PEP for healthcare worker following occupational HIV exposure:
| Exposure | HIV Status of source patient | |
| Negative | Unknown or Positive | |
| Intact skin | no PEP | no PEP |
|
Mucosal splash or non-intact skin or percutaneous injury |
no PEP | 3-drug regimen (PI-based) |
When the source patient is known to be failing ART, modify the PEP regimen:
- If the patient is on zidovudine , use tenofovir.
- If the patient is on tenofovir then use zidovudine.
Patients failing 2nd line ART usually have no resistance to protease inhibitors, so lopinavir/ritonavir should still be effective, but consultation with a virologist or infectious diseases physician is recommended for advice on which ARVs to use for PEP in this setting.
PEP for healthcare workers following hepatitis B exposure
* HBIG and first dose of vaccine to be given simultaneously, but at different sites.
# If the delay in obtaining HBsAb results is more than 24 hours initiate treatment as for vaccinated AND HBsAb < 10 units/mL.

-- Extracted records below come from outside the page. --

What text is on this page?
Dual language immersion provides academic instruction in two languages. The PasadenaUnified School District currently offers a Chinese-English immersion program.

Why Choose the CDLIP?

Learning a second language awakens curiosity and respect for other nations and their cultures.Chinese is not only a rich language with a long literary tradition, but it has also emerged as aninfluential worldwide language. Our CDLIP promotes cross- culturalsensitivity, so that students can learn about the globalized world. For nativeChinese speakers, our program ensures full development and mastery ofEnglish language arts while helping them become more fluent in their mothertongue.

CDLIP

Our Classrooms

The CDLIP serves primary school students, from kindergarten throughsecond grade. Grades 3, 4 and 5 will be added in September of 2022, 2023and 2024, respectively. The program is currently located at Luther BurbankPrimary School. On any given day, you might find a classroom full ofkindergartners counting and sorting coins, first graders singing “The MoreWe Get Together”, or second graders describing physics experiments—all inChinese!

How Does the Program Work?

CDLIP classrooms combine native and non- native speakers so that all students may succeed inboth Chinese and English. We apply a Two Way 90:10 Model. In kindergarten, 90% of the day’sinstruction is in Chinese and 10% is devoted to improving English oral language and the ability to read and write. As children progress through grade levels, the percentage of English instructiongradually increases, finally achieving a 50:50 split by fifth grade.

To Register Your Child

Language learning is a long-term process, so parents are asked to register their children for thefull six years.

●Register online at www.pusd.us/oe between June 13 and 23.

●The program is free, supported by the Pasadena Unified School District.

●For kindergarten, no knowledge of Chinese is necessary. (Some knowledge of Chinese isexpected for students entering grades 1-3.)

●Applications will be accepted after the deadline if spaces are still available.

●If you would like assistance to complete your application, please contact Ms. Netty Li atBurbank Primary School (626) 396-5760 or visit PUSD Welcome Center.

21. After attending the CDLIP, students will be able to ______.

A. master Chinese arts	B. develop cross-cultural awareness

After vaccination ensure the health care worker has a HBsAb > 10 units/mL 1 – 2 months after the last vaccine dose.
| Source patient | Exposed health care worker | Exposed health care worker | Exposed health care worker | Exposed health care worker | |
| Baseline | Baseline | 2 weeks | 6 weeks | 4 months | |
| HIV |
Rapid test PLUS ELISA |
Rapid test PLUS ELISA |
ELISA | ELISA | |
| Hepatitis B | Surface antigen | Surface antibody* | |||
| Hepatitis C | HCV antibody | HCV antibody* | HCV PCR* | ||
| Syphilis | RPR/ TP antibody | RPR/TP antibody* | RPR/TP antibody* | ||
| Creatinine | If TDF part of PEP | If TDF part of PEP | |||
| FBC | If AZT part of PEP | If AZT part of PEP | |||
*Only if source patient was positive.